Jay's decision to bring out Cam'ron left attendees stunned as many of them tugged away at the arms of the person next to them in awe. "Nas is my brother, Cam is my brother," said Hov following Dipset's thunderous set. As fans feverishly gasped for air, it was back to business for Jay, who performed the "Black National Anthem" "PSA." Fans in need of Hov's soulful records were catered to as well when he strung together a quick twosome of "Never Change" and "Dear Summer."
"I knew the Avengers were playing across the block, but they ain't even real," quipped Hov, who was referencing the Marvel comics movie that released in theaters on Friday.
For hip-hop's Superman, performing 30-plus tracks, extending an olive branch to one of his most villainous foes and handing out champagne flutes to audience members in-between performances is something comic book writer Jerry Siegel couldn't have even penned for his most formidable character.

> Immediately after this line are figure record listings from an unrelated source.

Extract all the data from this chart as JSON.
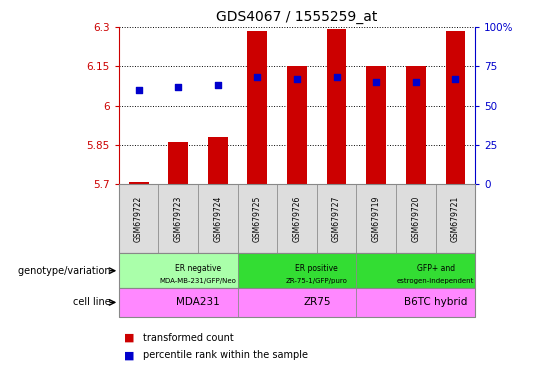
{
  "title": "GDS4067 / 1555259_at",
  "samples": [
    "GSM679722",
    "GSM679723",
    "GSM679724",
    "GSM679725",
    "GSM679726",
    "GSM679727",
    "GSM679719",
    "GSM679720",
    "GSM679721"
  ],
  "transformed_count": [
    5.71,
    5.86,
    5.88,
    6.285,
    6.15,
    6.292,
    6.15,
    6.15,
    6.285
  ],
  "percentile_rank": [
    60,
    62,
    63,
    68,
    67,
    68,
    65,
    65,
    67
  ],
  "ylim_left": [
    5.7,
    6.3
  ],
  "ylim_right": [
    0,
    100
  ],
  "yticks_left": [
    5.7,
    5.85,
    6.0,
    6.15,
    6.3
  ],
  "yticks_right": [
    0,
    25,
    50,
    75,
    100
  ],
  "ytick_labels_left": [
    "5.7",
    "5.85",
    "6",
    "6.15",
    "6.3"
  ],
  "ytick_labels_right": [
    "0",
    "25",
    "50",
    "75",
    "100%"
  ],
  "groups": [
    {
      "label": "ER negative\nMDA-MB-231/GFP/Neo",
      "color": "#AAFFAA",
      "start": 0,
      "end": 3
    },
    {
      "label": "ER positive\nZR-75-1/GFP/puro",
      "color": "#33DD33",
      "start": 3,
      "end": 6
    },
    {
      "label": "GFP+ and\nestrogen-independent",
      "color": "#33DD33",
      "start": 6,
      "end": 9
    }
  ],
  "cell_lines": [
    {
      "label": "MDA231",
      "color": "#FF88FF",
      "start": 0,
      "end": 3
    },
    {
      "label": "ZR75",
      "color": "#FF88FF",
      "start": 3,
      "end": 6
    },
    {
      "label": "B6TC hybrid",
      "color": "#FF88FF",
      "start": 6,
      "end": 9
    }
  ],
  "bar_color": "#CC0000",
  "dot_color": "#0000CC",
  "bar_width": 0.5,
  "dot_size": 22,
  "left_label_color": "#CC0000",
  "right_label_color": "#0000CC",
  "legend_red": "transformed count",
  "legend_blue": "percentile rank within the sample",
  "genotype_label": "genotype/variation",
  "cellline_label": "cell line",
  "sample_box_color": "#DDDDDD",
  "n_samples": 9
}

On this night, Hov transcended excellence. As a jazzy rendition of "Thank You" played in the background, he was gracious of his fervent supporters who rapped along with him until 12:30 in the morning.
"The music I make is from my heart," said Hov. "Right, wrong or indifferent. You know, I'm not a perfect guy. So the music I make is just me, of what I been through and what the people around me have been through. Even my flaws, I put them out there. You can learn from my flaws, or you can connect to my flaws. Maybe even take it further than when I'm trying to take it."
Before Hov chucked the peace sign, he handed a bottle of Ace of Spades champagne to a lucky fan in the crowd and exited the stage with another superior performance under his belt.